Friday, April 29, 2011

DAY 206 - HAPPINESS VOX POP: DEE DEE JOHNSON - ACTOR, MUSICIAN, CHALLENGE-SEEKER... WITH A DELIGHTFUL SENSE OF HUMOUR

Day 206

I was born in a pretty regular Northern Ontario small town where I received a bilingual education.  I graduated at Queen's University in Music.  For 10 years, I worked for the Federal Government in Ottawa at various and ever encroaching “upwardly mobile” well-paying jobs.  I left to retrieve what was left of my sense of humor and to discover what the world of performing arts had to offer.  I became a waitress for about 5 minutes.. I didn't last because of spilling problem.  I auditioned for one role and got the job.  Fast-forward 20 years.  It's been a great ride so far and despite the precarious nature of the gig, it's still the best gig in town.

What is happiness for you?

 Playing with the people I want to play with and making the thing we want to make together.



Has your profession impacted your level and your vision of happiness? If yes, how?

 Definitely.  I chose it BECAUSE it made my happiness.  But so much of the time it makes me VERY unhappy.  It's strange... I seem to love the struggle.  It is like loving your misery...



Has your vision of happiness greatly changed through time?

 I had one great switch in my life, which was to make a conscious decision to say “No”   to what was “expected” of me and then do what I “decided” to do.  Seek my bliss, was what I thought.  Since then, life has taken on a more gradual shift... like the wrinkles in my face.. ha! All earned.  All what they are.  My view of happiness is changing though... shorter term goals... probably because I'm actually starting to see how much time I have left here.  Still, if I can't laugh in a day, I must have done something wrong.



Do you believe you have control on your level of happiness?

 See above... yes definetely

You can look at life in so many ways.. I do try to be optimistic...I'm probably hardly ever successful at it, but I do try to DO the things I want.  I think that's a big part of it.  It you can't “control” your life... or at least a part of it, it's very hard to find any happiness.  Think about people though... they will find happiness in the most “unlikely” places.  But if you've lost your entire family to a tsunami or an earthquake or crazy forest fires eating up your house or your husband beats you or you have to sift through garbage to make your way or you have cancer or aids or you're trapped by what ever other evilorhorriblethingthatexistsinthisworld... shit..I don't know.. that stuff will really test you... I don't  know how I would deal with that personally.... Wow I just realized I was asked about happiness and all I spoke about was misery and “unhappiness”  … what does that mean? Yin Yang?

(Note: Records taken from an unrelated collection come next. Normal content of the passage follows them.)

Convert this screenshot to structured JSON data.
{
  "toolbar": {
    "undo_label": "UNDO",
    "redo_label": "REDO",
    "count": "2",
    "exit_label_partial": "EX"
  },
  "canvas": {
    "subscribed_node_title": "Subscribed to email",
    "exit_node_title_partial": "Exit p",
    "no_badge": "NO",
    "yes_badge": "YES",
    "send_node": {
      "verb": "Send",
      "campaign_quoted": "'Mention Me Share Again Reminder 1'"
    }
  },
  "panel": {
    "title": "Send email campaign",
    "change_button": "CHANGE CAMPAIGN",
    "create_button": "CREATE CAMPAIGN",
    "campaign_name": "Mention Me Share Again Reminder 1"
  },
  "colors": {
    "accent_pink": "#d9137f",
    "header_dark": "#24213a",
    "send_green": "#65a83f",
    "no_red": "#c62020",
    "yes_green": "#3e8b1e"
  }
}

What do you do to change your mood when you’re feeling sad?

I look at myself in the mirror and I cry my eyes out.

Aka...I allow the sad and then I buck up and get on with my day...


On the whole, would you say you are a happy person?

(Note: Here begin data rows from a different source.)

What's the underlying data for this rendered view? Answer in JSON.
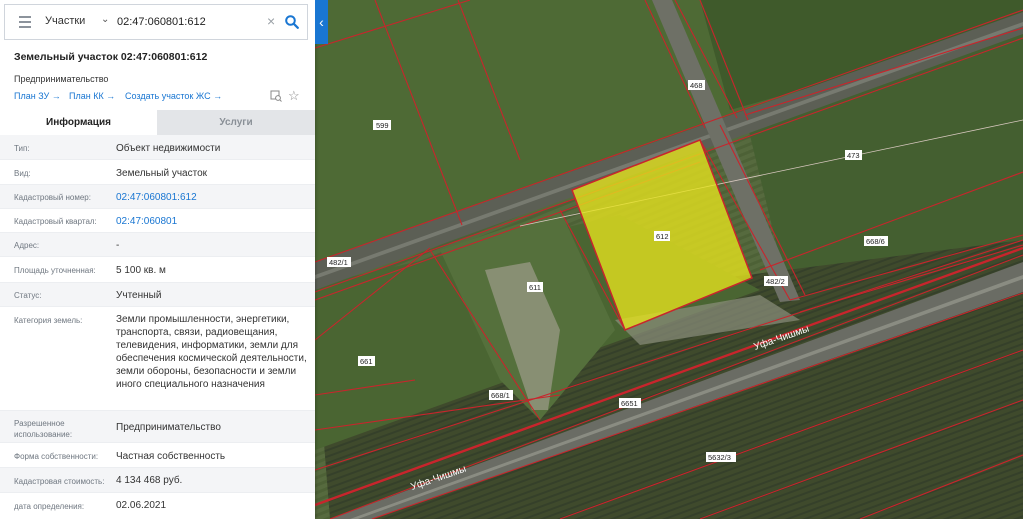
{
  "search": {
    "type_label": "Участки",
    "query": "02:47:060801:612"
  },
  "object": {
    "title": "Земельный участок 02:47:060801:612",
    "subtitle": "Предпринимательство",
    "links": [
      "План ЗУ →",
      "План КК →",
      "Создать участок ЖС →"
    ]
  },
  "tabs": [
    "Информация",
    "Услуги"
  ],
  "info_rows": [
    {
      "label": "Тип:",
      "value": "Объект недвижимости"
    },
    {
      "label": "Вид:",
      "value": "Земельный участок"
    },
    {
      "label": "Кадастровый номер:",
      "value": "02:47:060801:612",
      "link": true
    },
    {
      "label": "Кадастровый квартал:",
      "value": "02:47:060801",
      "link": true
    },
    {
      "label": "Адрес:",
      "value": "-"
    },
    {
      "label": "Площадь уточненная:",
      "value": "5 100 кв. м"
    },
    {
      "label": "Статус:",
      "value": "Учтенный"
    },
    {
      "label": "Категория земель:",
      "value": "Земли промышленности, энергетики, транспорта, связи, радиовещания, телевидения, информатики, земли для обеспечения космической деятельности, земли обороны, безопасности и земли иного специального назначения"
    },
    {
      "label": "Разрешенное использование:",
      "value": "Предпринимательство"
    },
    {
      "label": "Форма собственности:",
      "value": "Частная собственность"
    },
    {
      "label": "Кадастровая стоимость:",
      "value": "4 134 468 руб."
    },
    {
      "label": "дата определения:",
      "value": "02.06.2021"
    }
  ],
  "map_labels": {
    "l599": "599",
    "l468": "468",
    "l473": "473",
    "l612": "612",
    "l611": "611",
    "l482_1": "482/1",
    "l482_2": "482/2",
    "l668_6": "668/6",
    "l661": "661",
    "l668_1": "668/1",
    "l6651": "6651",
    "l5632_3": "5632/3",
    "road1": "Уфа-Чишмы",
    "road2": "Уфа-Чишмы"
  },
  "colors": {
    "accent": "#1976d2",
    "parcel_border": "#c8252c",
    "selected_fill": "#e7e41e"
  }
}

 I think I WANT to be a happy person. I think I am very successful at “putting on” the happy person.  But to tell you truthfully, I'm not even sure what “Happy”  means.  Truly... I have been “contented”,  “satisfied”, “proud”, “awkward”, AND  “happy” some days.  But generally, I'm more questioning and confused and reacting... I am never “happy” constantly, like a “settled” thing.  Life is so transient and changing, how can you be anything but what you are at this moment!